Hierarchical divide and conquer quantum approach to combinatorial optimization problems with tunable reduction

arXiv
Authors: Mathias Schmid, Naeimeh Mohseni, Michael J. Hartmann

Year

2025

Paper ID

36464

Status

Preprint

Abstract Read

~2 min

Abstract Words

227

Citations

N/A

Abstract

Combinatorial optimization is considered a promising class of problems in which quantum computers can show significant advantages. However, problems of practical relevance typically have more variables than current or foreseeable quantum computers have qubits. Here we introduce a divide and conquer approach that partitions the optimization problem into subgraphs that can be represented on smaller quantum processors. We then find all states of the subgraphs that can possibly be part of the solution to the entire problem by determining the cost or energy ranges in which the local subgraph energies of these states must be contained. This allows us to reduce the problem by only considering the subspace spanned by these states. We then recombine the system using a binary encoding for each subgraph with a local energy ordering.
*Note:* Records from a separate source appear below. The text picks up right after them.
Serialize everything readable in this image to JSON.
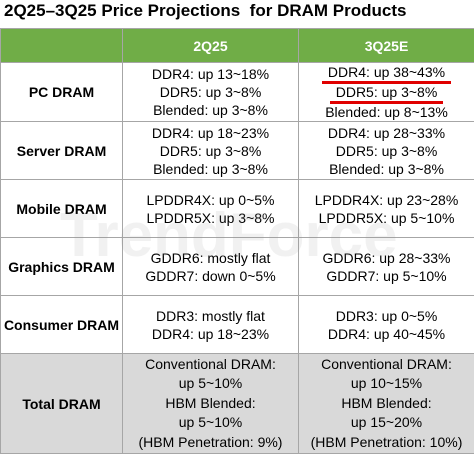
{
  "title": "2Q25–3Q25 Price Projections  for DRAM Products",
  "watermark": "TrendForce",
  "table": {
    "headers": [
      "2Q25",
      "3Q25E"
    ],
    "rows": [
      {
        "label": "PC DRAM",
        "cells": [
          [
            "DDR4: up 13~18%",
            "DDR5: up 3~8%",
            "Blended: up 3~8%"
          ],
          [
            "DDR4: up 38~43%",
            "DDR5: up 3~8%",
            "Blended: up 8~13%"
          ]
        ]
      },
      {
        "label": "Server DRAM",
        "cells": [
          [
            "DDR4: up 18~23%",
            "DDR5: up 3~8%",
            "Blended: up 3~8%"
          ],
          [
            "DDR4: up 28~33%",
            "DDR5: up 3~8%",
            "Blended: up 3~8%"
          ]
        ]
      },
      {
        "label": "Mobile DRAM",
        "cells": [
          [
            "LPDDR4X: up 0~5%",
            "LPDDR5X: up 3~8%"
          ],
          [
            "LPDDR4X: up 23~28%",
            "LPDDR5X: up 5~10%"
          ]
        ]
      },
      {
        "label": "Graphics DRAM",
        "cells": [
          [
            "GDDR6: mostly flat",
            "GDDR7: down 0~5%"
          ],
          [
            "GDDR6: up 28~33%",
            "GDDR7: up 5~10%"
          ]
        ]
      },
      {
        "label": "Consumer DRAM",
        "cells": [
          [
            "DDR3: mostly flat",
            "DDR4: up 18~23%"
          ],
          [
            "DDR3: up 0~5%",
            "DDR4: up 40~45%"
          ]
        ]
      },
      {
        "label": "Total DRAM",
        "cells": [
          [
            "Conventional DRAM:",
            "up 5~10%",
            "HBM Blended:",
            "up 5~10%",
            "(HBM Penetration: 9%)"
          ],
          [
            "Conventional DRAM:",
            "up 10~15%",
            "HBM Blended:",
            "up 15~20%",
            "(HBM Penetration: 10%)"
          ]
        ]
      }
    ]
  }
}
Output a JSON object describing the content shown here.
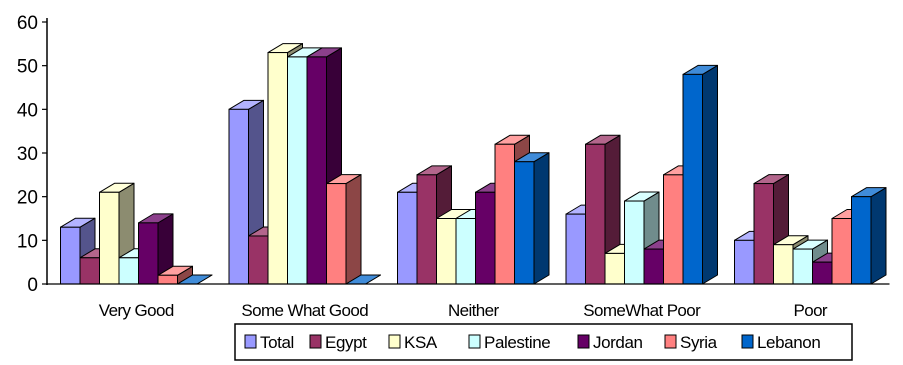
{
  "chart_data": {
    "type": "bar",
    "style": "3d-clustered-column",
    "title": "",
    "xlabel": "",
    "ylabel": "",
    "ylim": [
      0,
      60
    ],
    "yticks": [
      "0",
      "10",
      "20",
      "30",
      "40",
      "50",
      "60"
    ],
    "categories": [
      "Very Good",
      "Some What Good",
      "Neither",
      "SomeWhat Poor",
      "Poor"
    ],
    "series": [
      {
        "name": "Total",
        "color": "#9999ff",
        "values": [
          13,
          40,
          21,
          16,
          10
        ]
      },
      {
        "name": "Egypt",
        "color": "#993366",
        "values": [
          6,
          11,
          25,
          32,
          23
        ]
      },
      {
        "name": "KSA",
        "color": "#ffffcc",
        "values": [
          21,
          53,
          15,
          7,
          9
        ]
      },
      {
        "name": "Palestine",
        "color": "#ccffff",
        "values": [
          6,
          52,
          15,
          19,
          8
        ]
      },
      {
        "name": "Jordan",
        "color": "#660066",
        "values": [
          14,
          52,
          21,
          8,
          5
        ]
      },
      {
        "name": "Syria",
        "color": "#ff8080",
        "values": [
          2,
          23,
          32,
          25,
          15
        ]
      },
      {
        "name": "Lebanon",
        "color": "#0066cc",
        "values": [
          0,
          0,
          28,
          48,
          20
        ]
      }
    ],
    "grid": false,
    "legend_position": "bottom"
  }
}
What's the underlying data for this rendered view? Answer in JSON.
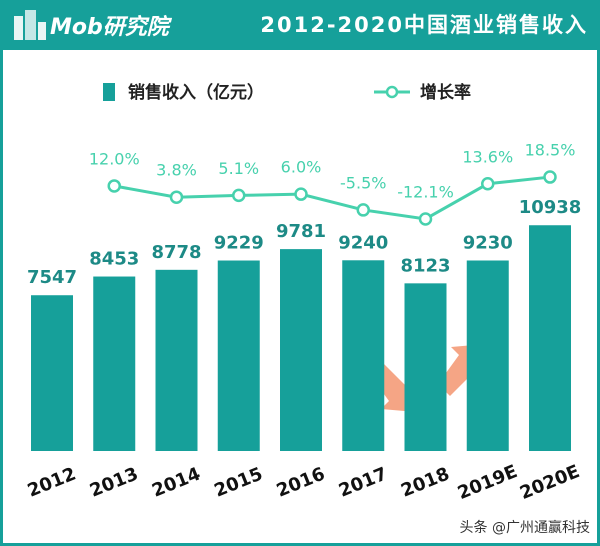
{
  "chart_data": {
    "type": "bar",
    "logo": "Mob研究院",
    "title": "2012-2020中国酒业销售收入",
    "watermark": "头条 @广州通赢科技",
    "categories": [
      "2012",
      "2013",
      "2014",
      "2015",
      "2016",
      "2017",
      "2018",
      "2019E",
      "2020E"
    ],
    "series": [
      {
        "name": "销售收入（亿元）",
        "type": "bar",
        "color": "#16a09a",
        "values": [
          7547,
          8453,
          8778,
          9229,
          9781,
          9240,
          8123,
          9230,
          10938
        ]
      },
      {
        "name": "增长率",
        "type": "line",
        "color": "#47d1ad",
        "values": [
          null,
          12.0,
          3.8,
          5.1,
          6.0,
          -5.5,
          -12.1,
          13.6,
          18.5
        ],
        "value_labels": [
          null,
          "12.0%",
          "3.8%",
          "5.1%",
          "6.0%",
          "-5.5%",
          "-12.1%",
          "13.6%",
          "18.5%"
        ]
      }
    ]
  }
}
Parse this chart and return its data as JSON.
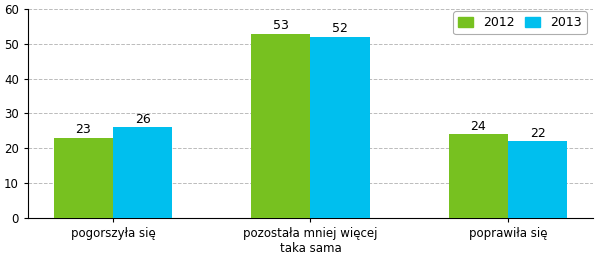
{
  "categories": [
    "pogorszyła się",
    "pozostała mniej więcej\ntaka sama",
    "poprawiła się"
  ],
  "values_2012": [
    23,
    53,
    24
  ],
  "values_2013": [
    26,
    52,
    22
  ],
  "color_2012": "#77C120",
  "color_2013": "#00BFEE",
  "legend_labels": [
    "2012",
    "2013"
  ],
  "ylim": [
    0,
    60
  ],
  "yticks": [
    0,
    10,
    20,
    30,
    40,
    50,
    60
  ],
  "bar_width": 0.3,
  "label_fontsize": 9,
  "tick_fontsize": 8.5,
  "legend_fontsize": 9,
  "background_color": "#ffffff",
  "grid_color": "#bbbbbb"
}
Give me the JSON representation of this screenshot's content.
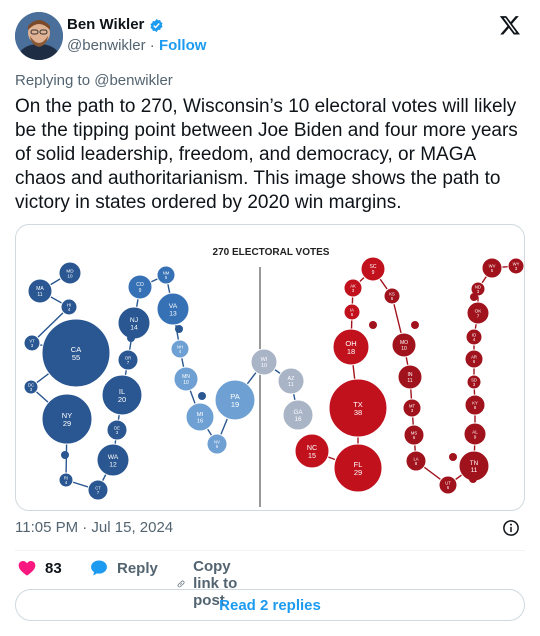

This process can be iterated until no further reduction is possible. We also find that the number of necessary qubits can be reduced further when only retaining states in a fraction of the relevant energy range at very little expense in terms of approximation ratio to the global ground state. In numerical simulations, we find that our approach allows us to solve combinatorial optimization problems on weighted random 3-regular graphs with |mathcal{V}|=40 discrete variables on sim |mathcal{V}| / 4 qubits while retaining a possible approximation ratio of sim99.9\%. We also observe an increasing reduction with larger system sizes.

Why This Paper Matters

  • This paper contributes to the Quantum Simulation research area in the Quantum Articles archive.
  • It adds a 2025 reference point for readers tracking recent quantum research.
  • Combinatorial optimization is considered a promising class of problems in which quantum computers can show significant advantages.